C/1739 K1 (Zanotti)

Discovery
- Discovered by: Eustachio Zanotti
- Discovery site: Bologna, Italy
- Discovery date: 28 May 1739

Orbital characteristics
- Epoch: 17 June 1739 (JD 2356384.416)
- Observation arc: 82 days
- Perihelion: 0.674 AU
- Eccentricity: ~1.000
- Inclination: 121.260°
- Longitude of ascending node: 211.044°
- Argument of periapsis: 104.752°
- Last perihelion: 17 June 1739

Physical characteristics
- Mean radius: 2.96 km (1.84 mi)
- Comet total magnitude (M1): 3.3

= C/1739 K1 (Zanotti) =

Non-periodic comet

C/1739 K1 is a non-periodic comet that was discovered by Italian astronomer Eustachio Zanotti in 1739. It is the parent body of the Leo Minorids meteor shower.

== Observational history ==
Zanotti spotted the comet in the constellation of Lynx on 27 May. He described it as a magnitude 3 star surrounded by nebulosity, while a tail 2 degrees long was spotted using a telescope. Zanotti followed the comet with the naked eye until 17 August, when it was only visible via a telescope. He last observed the comet the next day. It was also observed by James Bradley from 30 May to 10 June and Fuhrmann from June 8 to June 19.

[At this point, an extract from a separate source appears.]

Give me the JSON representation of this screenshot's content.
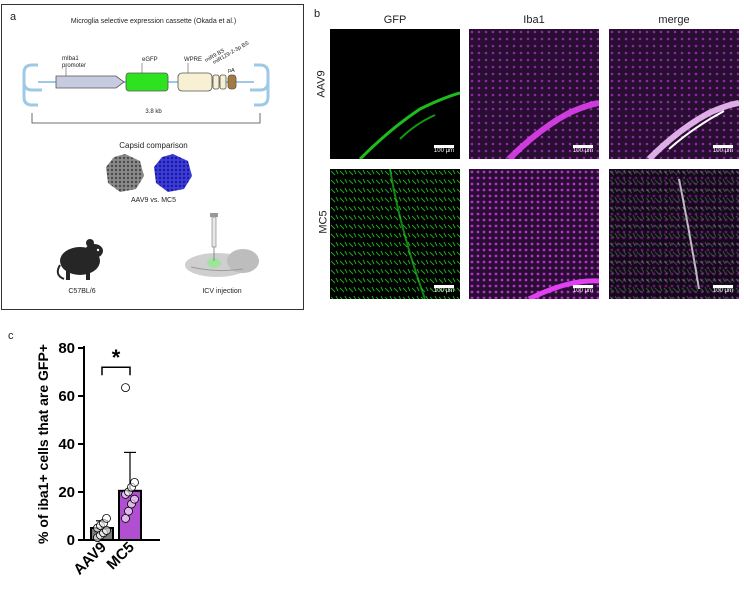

The parabolic orbit calculated by Nicolas-Louis de Lacaille indicates it passed perihelion on 17.9 June. The comet had passed at a distance of 0.45 AU on 16 April 1739. The comet has a minimum orbital intersection distance with Earth of 0.049 AU and has been associated with the Leo Minorids meteor shower.

In 1929, Tadeusz Banachiewicz initially noted some similarities with the preliminary orbit of the then-newly discovered comet, C/1929 Y1 (Wilk), indicating a potential return of Comet Zanotti. However, the claim was later refuted and both comets are unrelated to each other.